Support groups like the BDSM-sounding “Obedient Wives Club” claim to train housewives to be better at sex than ‘first class prostitutes’, assuming that with their sexual urges satisfied, husbands will have no reason to look elsewhere but at home.

Sorry to break the news but blowjobs won’t be as fantastic if its just a call of duty. The crux of the problem doesn’t lie in sexual prowess but how both genders are socialised to regard sex as an unequal activity.

The enjoyment of coitus has long been a birth right of men, an instinct as base as eating or having a beer (halal or otherwise) on a hot sunny afternoon.

The male brain

Yet women who show signs of desiring sex are regarded as a quirk of nature or worse, promiscuous. On top of that, women who engage in pre-marital sex are more likely to be penalised compared to their male counterparts.

Thus, the average woman who’s been brought up to regard sex as a taboo topic will be far less experienced than her deviant, promiscuous counterparts, and most definitely less exposed to sex than the average male.

This is not to say that the average woman does not engage in pre-marital sex (please lah, 2011 already can?), but sex as a topic doesn’t typically make pub conversation for women, unlike men.

Even more so for women of marriageable material, also known as the Nice Girls you bring home to visit mum.

Conservative, respectable creatures, the institution of The Wife is a non-sexual one – a person who provides security, emotional commitment, raises the family, stabilises your life, and is probably someone that you’d take out to show off to your friends.

If she can f***, well that’s great. But the criterion for Wife and Pornstar hardly overlap.

In this context, women are structurally disadvantaged to cope with the myriad of fetishes and fantasies men have been accustomed to, thanks to the proliferation of free pornography and lack of societal inhibitions towards male sexual conquest.

Men therefore cheat on their companions partly because of unrealistic expectations of sex and partly because of the functional contradictions between The Wife and the woman they fap off to in the bathroom.

The latter, ranging from random women online or creatures ending with .jpg and .mpeg, tend to resemble temporary fantasies, summoned to satisfy a need and disposed of thereafter.

Yet men who cheat are by far the minority because the cost of losing a companion through infidelity is far greater than the temporary gratification of sexual release.

In any case, these urges can be satisficed with much lower risk at hand (pun totally intended).

Even women who manage to master the elusive art of being a nun in public and a whore in bed isn’t spared from potential infidelity.

The terminator standing beside Emmy-award winning producer and best selling author of 6 books Maria Shriver. Hawt?

Take the classic case of Arnie vs. Maria Shriver for instance – wife hot? Check. Respectable in public? Check. Husband cheated? Check.

And with a fugly woman no less.

Could Baena possibly be better than Shriver in bed? Maybe. But the sexual attraction lay more in her adulation with Mr. Terminator and the ego-stoking he got from it, than actual technical competency.

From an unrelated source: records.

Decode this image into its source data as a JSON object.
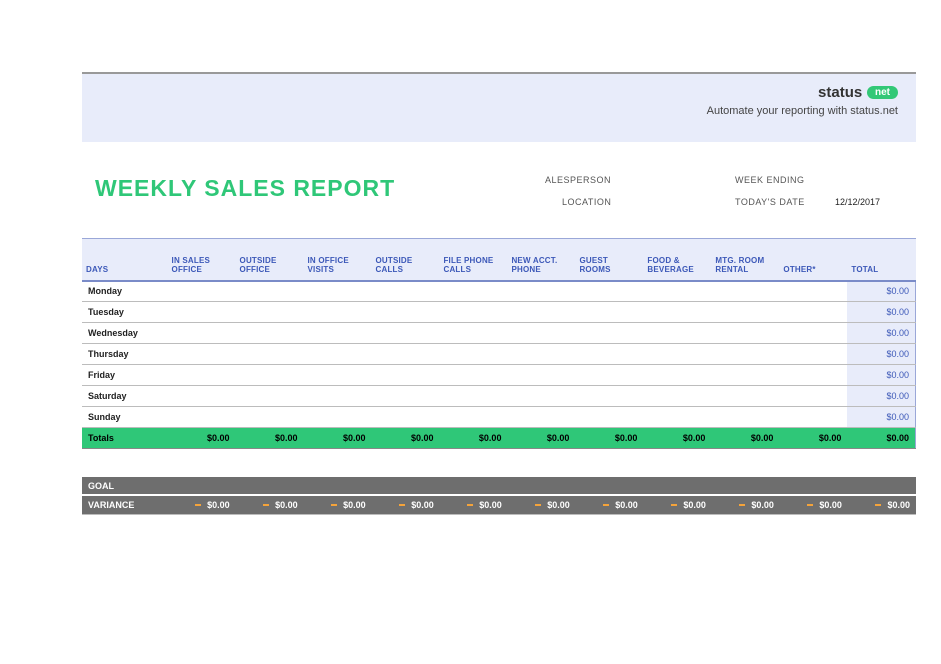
{
  "brand": {
    "name": "status",
    "badge": "net",
    "tagline": "Automate your reporting with status.net"
  },
  "title": "WEEKLY SALES REPORT",
  "meta": {
    "salesperson_label": "ALESPERSON",
    "location_label": "LOCATION",
    "week_ending_label": "WEEK ENDING",
    "todays_date_label": "TODAY'S DATE",
    "todays_date_value": "12/12/2017"
  },
  "columns": {
    "days": "DAYS",
    "c0": "IN SALES OFFICE",
    "c1": "OUTSIDE OFFICE",
    "c2": "IN OFFICE VISITS",
    "c3": "OUTSIDE CALLS",
    "c4": "FILE PHONE CALLS",
    "c5": "NEW ACCT. PHONE",
    "c6": "GUEST ROOMS",
    "c7": "FOOD & BEVERAGE",
    "c8": "MTG. ROOM RENTAL",
    "c9": "OTHER*",
    "total": "TOTAL"
  },
  "days": {
    "d0": "Monday",
    "d1": "Tuesday",
    "d2": "Wednesday",
    "d3": "Thursday",
    "d4": "Friday",
    "d5": "Saturday",
    "d6": "Sunday"
  },
  "row_total": "$0.00",
  "totals_label": "Totals",
  "totals_value": "$0.00",
  "goal_label": "GOAL",
  "variance_label": "VARIANCE",
  "variance_value": "$0.00",
  "colors": {
    "banner_bg": "#e8ecfa",
    "accent_green": "#2fc778",
    "header_text": "#3c58b8",
    "gv_bg": "#6e6e6e",
    "dash": "#f4a33a"
  }
}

So in response to the question: Do husbands cheat because their wives suck in bed?

Yes. And is the Obedient Wives club the answer to it? Hell no.

Monogamy fails because of a mismatch of expectations. A woman enters an agreement to be The Wife and not The ‘Ho.

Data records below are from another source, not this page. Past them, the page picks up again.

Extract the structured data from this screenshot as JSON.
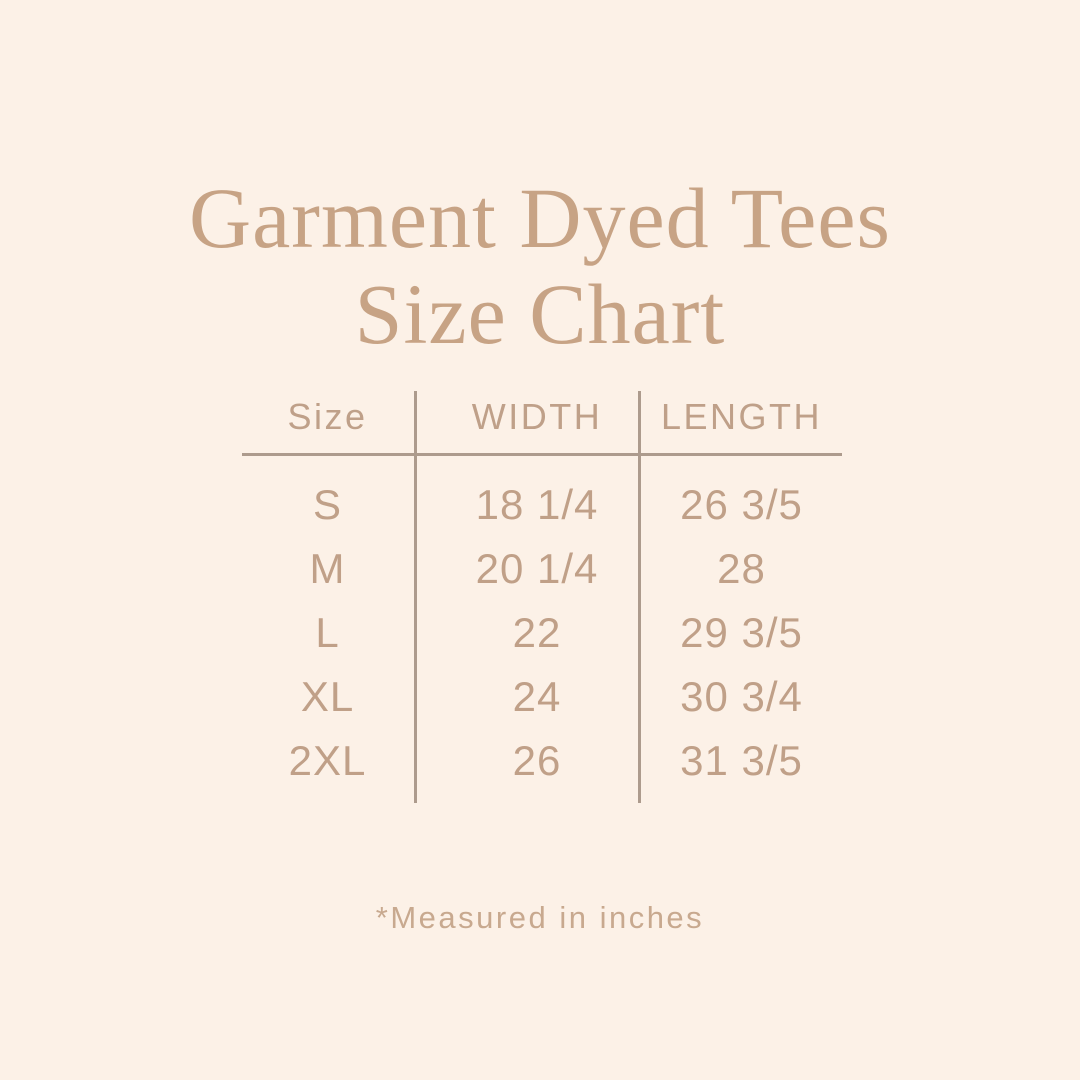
{
  "page": {
    "background_color": "#fcf1e7",
    "accent_color": "#c7a385",
    "line_color": "#ad9b8d"
  },
  "title": {
    "line1": "Garment Dyed Tees",
    "line2": "Size Chart"
  },
  "table": {
    "headers": [
      "Size",
      "WIDTH",
      "LENGTH"
    ],
    "rows": [
      {
        "size": "S",
        "width": "18 1/4",
        "length": "26 3/5"
      },
      {
        "size": "M",
        "width": "20 1/4",
        "length": "28"
      },
      {
        "size": "L",
        "width": "22",
        "length": "29 3/5"
      },
      {
        "size": "XL",
        "width": "24",
        "length": "30 3/4"
      },
      {
        "size": "2XL",
        "width": "26",
        "length": "31 3/5"
      }
    ]
  },
  "footnote": "*Measured in inches"
}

No matter how hard she tries, sex will never be as satisfying because she regards it as part of the ‘things a wife should do’ list. If she manages to be The Awesome Wife (‘ho package included), her men tend to develop self-esteem issues. So he’s still going to cheat.

What a bummer.

Arnie cheated on Maria Shriver with this woman.

But we’re all forgetting something here: Good sex is a core component of any stable relationship and the best sex only occurs when both parties are fully immersed in the activity.

If a woman regards the sexual satisfaction of her husband primarily as a call of duty, of course it’s going to suck.

So while wives are structurally disadvantaged when it comes to the technical nitty-gritty of sex, husbands have no such excuse.

Mutual enjoyment is the key to motivating both parties to be better at anything, including mastering the Kama Sutra.

And voila, that solves both the problems of women being lousy at it, and men suffering from the lack of it.